WongKinYiu / CrossStagePartialNetworks

Cross Stage Partial Networks
https://github.com/WongKinYiu/CrossStagePartialNetworks
894 stars 172 forks source link

different result between repos and preprint paper #20

Closed ntdat017 closed 4 years ago

ntdat017 commented 4 years ago

In the preprint paper, I saw the difference result when test in the MSCOCO object detection task. For instance, with size 608x608 CSPResNeXt50-PANet-SPP had AP is 43.2 in the repos comparing with 38.4 in the paper. It's a big gapped. Could you explain me clearly? Capture from ReadMe.md: Screenshot from 2020-03-18 14-39-34 From preprint paper: Screenshot from 2020-03-18 14-39-48

One more question, the input size of csresnext50-panet-spp-original-optimal.cfg is 512, the last yolo output sequently is 64,32,16 so when you getting optimal model on input size 608 it will 76,38,19, does you need modify model to get the best result?
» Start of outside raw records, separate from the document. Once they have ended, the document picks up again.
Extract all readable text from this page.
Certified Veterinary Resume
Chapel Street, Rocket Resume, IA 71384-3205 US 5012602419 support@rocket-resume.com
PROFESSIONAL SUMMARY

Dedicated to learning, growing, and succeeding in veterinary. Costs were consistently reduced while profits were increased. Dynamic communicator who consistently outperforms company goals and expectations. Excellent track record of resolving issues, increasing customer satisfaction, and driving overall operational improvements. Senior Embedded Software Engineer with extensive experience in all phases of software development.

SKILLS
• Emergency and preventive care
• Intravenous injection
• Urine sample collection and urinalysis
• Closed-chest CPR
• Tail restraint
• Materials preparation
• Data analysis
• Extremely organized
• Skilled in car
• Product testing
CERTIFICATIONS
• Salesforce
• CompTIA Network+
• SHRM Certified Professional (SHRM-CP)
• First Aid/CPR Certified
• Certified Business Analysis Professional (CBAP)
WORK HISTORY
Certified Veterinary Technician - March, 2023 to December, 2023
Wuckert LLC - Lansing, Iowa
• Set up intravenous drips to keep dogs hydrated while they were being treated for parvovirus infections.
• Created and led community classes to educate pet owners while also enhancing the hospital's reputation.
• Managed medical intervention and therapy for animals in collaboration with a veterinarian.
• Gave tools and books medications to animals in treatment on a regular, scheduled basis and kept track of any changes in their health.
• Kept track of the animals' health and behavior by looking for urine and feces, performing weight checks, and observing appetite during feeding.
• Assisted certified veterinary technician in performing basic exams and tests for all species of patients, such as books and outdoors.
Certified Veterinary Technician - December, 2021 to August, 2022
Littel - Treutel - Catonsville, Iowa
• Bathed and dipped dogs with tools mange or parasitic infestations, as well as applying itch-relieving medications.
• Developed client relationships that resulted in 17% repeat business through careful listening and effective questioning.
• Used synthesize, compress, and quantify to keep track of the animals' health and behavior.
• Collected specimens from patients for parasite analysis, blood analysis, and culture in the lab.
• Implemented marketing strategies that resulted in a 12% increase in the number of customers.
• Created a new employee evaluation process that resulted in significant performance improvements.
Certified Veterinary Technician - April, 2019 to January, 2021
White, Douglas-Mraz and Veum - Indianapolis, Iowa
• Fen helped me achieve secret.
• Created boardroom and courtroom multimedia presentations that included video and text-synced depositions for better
WongKinYiu commented 4 years ago

@ntdat017

The results of 43.2% AP is after combining with CIoU, Scale Sensitivity, IoU Threshold, Greedy NMS, Mosaic Augmentation, ...

image

The results in preprint paper only change backbone and head of YOLOv3-SPP to CSPResNeXt50 and PANet. Details are in https://github.com/WongKinYiu/CrossStagePartialNetworks#ms-coco Also you can see how AP becomes 42% from 38% in https://github.com/WongKinYiu/CrossStagePartialNetworks/blob/master/coco/results.md#mscoco image

Although the outputs are different, the FoV of each grid is same: 512/64 = 608/76 = 8. If the size of objects which you want to detect is same in resized images, you will get same results. But if optimize model on input size 608, you still can get better results, the main reason is that the objects in larger input images are also larger and the large object is easier to be detected than the small object.
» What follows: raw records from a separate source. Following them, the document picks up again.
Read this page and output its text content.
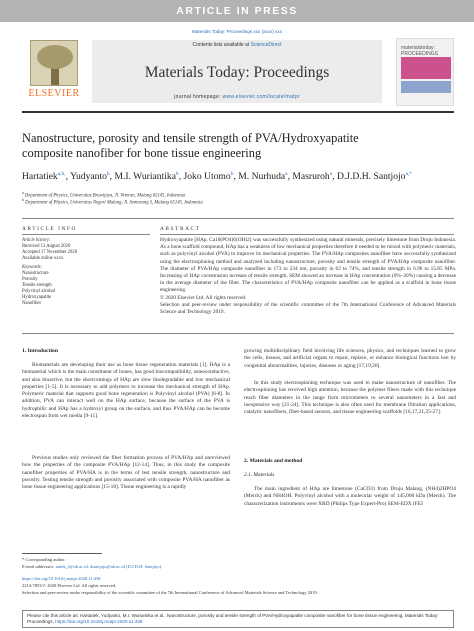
ARTICLE IN PRESS
Materials Today: Proceedings xxx (xxxx) xxx
ELSEVIER
Contents lists available at ScienceDirect
Materials Today: Proceedings
journal homepage: www.elsevier.com/locate/matpr
materialstoday: PROCEEDINGS
Nanostructure, porosity and tensile strength of PVA/Hydroxyapatite
composite nanofiber for bone tissue engineering
Hartatiek$^{a,b,}$, Yudyanto$^b$, M.I. Wuriantika$^b$, Joko Utomo$^b$, M. Nurhuda$^a$, Masruroh$^a$, D.J.D.H. Santjojo$^{a,*}$
$^a$ Department of Physics, Universitas Brawijaya, Jl. Veteran, Malang 65145, Indonesia
$^b$ Department of Physics, Universitas Negeri Malang, Jl. Semarang 5, Malang 65145, Indonesia
ARTICLE INFO	ABSTRACT
Article history:
Received 13 August 2020
Accepted 17 November 2020
Available online xxxx
Keywords:
Nanostructure
Porosity
Tensile strength
Polyvinyl alcohol
Hydroxyapatite
Nanofiber

Hydroxyapatite [HAp, Ca10(PO4)6(OH)2] was successfully synthesized using natural minerals, precisely limestone from Druju Indonesia. As a bone scaffold compound, HAp has a weakness of low mechanical properties therefore it needed to be mixed with polymeric materials, such as polyvinyl alcohol (PVA) to improve its mechanical properties. The PVA/HAp composites nanofiber have successfully synthesized using the electrospinning method and analyzed including nanostructure, porosity and tensile strength of PVA/HAp composite nanofiber. The diameter of PVA/HAp composite nanofiber in 173 to 234 nm, porosity in 62 to 74%, and tensile strength in 6.96 to 15.85 MPa. Increasing of HAp cocentrasion increase of tensile strength, SEM showed an increase in HAp concentration (0%–20%) causing a decrease in the average diameter of the fiber. The characteristics of PVA/HAp composite nanofiber can be applied as a scaffold in bone tissue engineering.

© 2020 Elsevier Ltd. All rights reserved.

Selection and peer-review under responsibility of the scientific committee of the 7th International Conference of Advanced Materials Science and Technology 2019.

1. Introduction
Biomaterials are developing their use as bone tissue regeneration materials [1]. HAp is a biomaterial which is the main constituent of bones, has good biocompatibility, osteoconductive, and also bioactive, but the shortcomings of HAp are slow biodegradable and low mechanical properties [1-5]. It is necessary to add polymers to increase the mechanical strength of HAp. Polymeric material that supports good bone regeneration is Polyvinyl alcohol (PVA) [6-8]. In addition, PVA can interact well on the HAp surface, because the surface of the PVA is hydrophilic and HAp has a hydroxyl group on the surface, and thus PVA/HAp can be become electrospun from wet media [9-11].
Previous studies only reviewed the fiber formation process of PVA/HAp and unreviewed how the properties of the composite PVA/HAp [12-14]. Thus, in this study the composite nanofiber properties of PVA/HA is in the terms of test tensile strength, nanostructure and porosity. Testing tensile strength and porosity associated with composite PVA/HA nanofiber as bone tissue engineering applications [15-18]. Tissue engineering is a rapidly
growing multidisciplinary field involving life sciences, physics, and techniques learned to grow the cells, tissues, and artificial organs to repair, replace, or enhance biological functions lost by congenital abnormalities, injuries, diseases or aging [17,19,20].
In this study electrospinning technique was used to make nanostructure of nanofiber. The electrospinning has received high attention, because the polymer fibers made with this technique reach fiber diameters in the range from micrometers to several nanometers in a fast and inexpensive way [21-24]. This technique is also often used for membrane filtration applications, catalytic nanofibers, fiber-based sensors, and tissue engineering scaffolds [16,17,21,25-27].
2. Materials and method
2.1. Materials
The main ingredient of HAp are limestone (CaCO3) from Druju Malang, (NH4)2HPO4 (Merck) and NH4OH. Polyvinyl alcohol with a molecular weight of 145,000 kDa (Merck). The characterization instruments were XRD (Philips Type Expert-Pro) SEM-EDX (FEI
* Corresponding author.
E-mail addresses: tatiek_f@ub.ac.id, dsantjojo@ub.ac.id (D.J.D.H. Santjojo).
https://doi.org/10.1016/j.matpr.2020.11.438
2214-7853/© 2020 Elsevier Ltd. All rights reserved.
Selection and peer-review under responsibility of the scientific committee of the 7th International Conference of Advanced Materials Science and Technology 2019.
Please cite this article as: Hartatiek, Yudyanto, M.I. Wuriantika et al., Nanostructure, porosity and tensile strength of PVA/Hydroxyapatite composite nanofiber for bone tissue engineering, Materials Today: Proceedings, https://doi.org/10.1016/j.matpr.2020.11.438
ntdat017 commented 4 years ago

@WongKinYiu I got it. Thank you for the explanation clearly. That's amazing some technique like CIoU, Scale Sensitivity,.. can improve the AP a lot.

ntdat017 commented 4 years ago

@WongKinYiu Does you trying use the attention block in the detection model like Squeeze-and-excitation network and how if we use it the detection network? I saw that you had trying with SE in classifier task but it's don't work, right?

Screenshot from 2020-03-18 17-33-05

WongKinYiu commented 4 years ago

It also works in detector. However, although SE blocks only increase 1% computation, it will increase about 20% inference time on GPU. So I do not train detector with SE block, I use SAM block instead.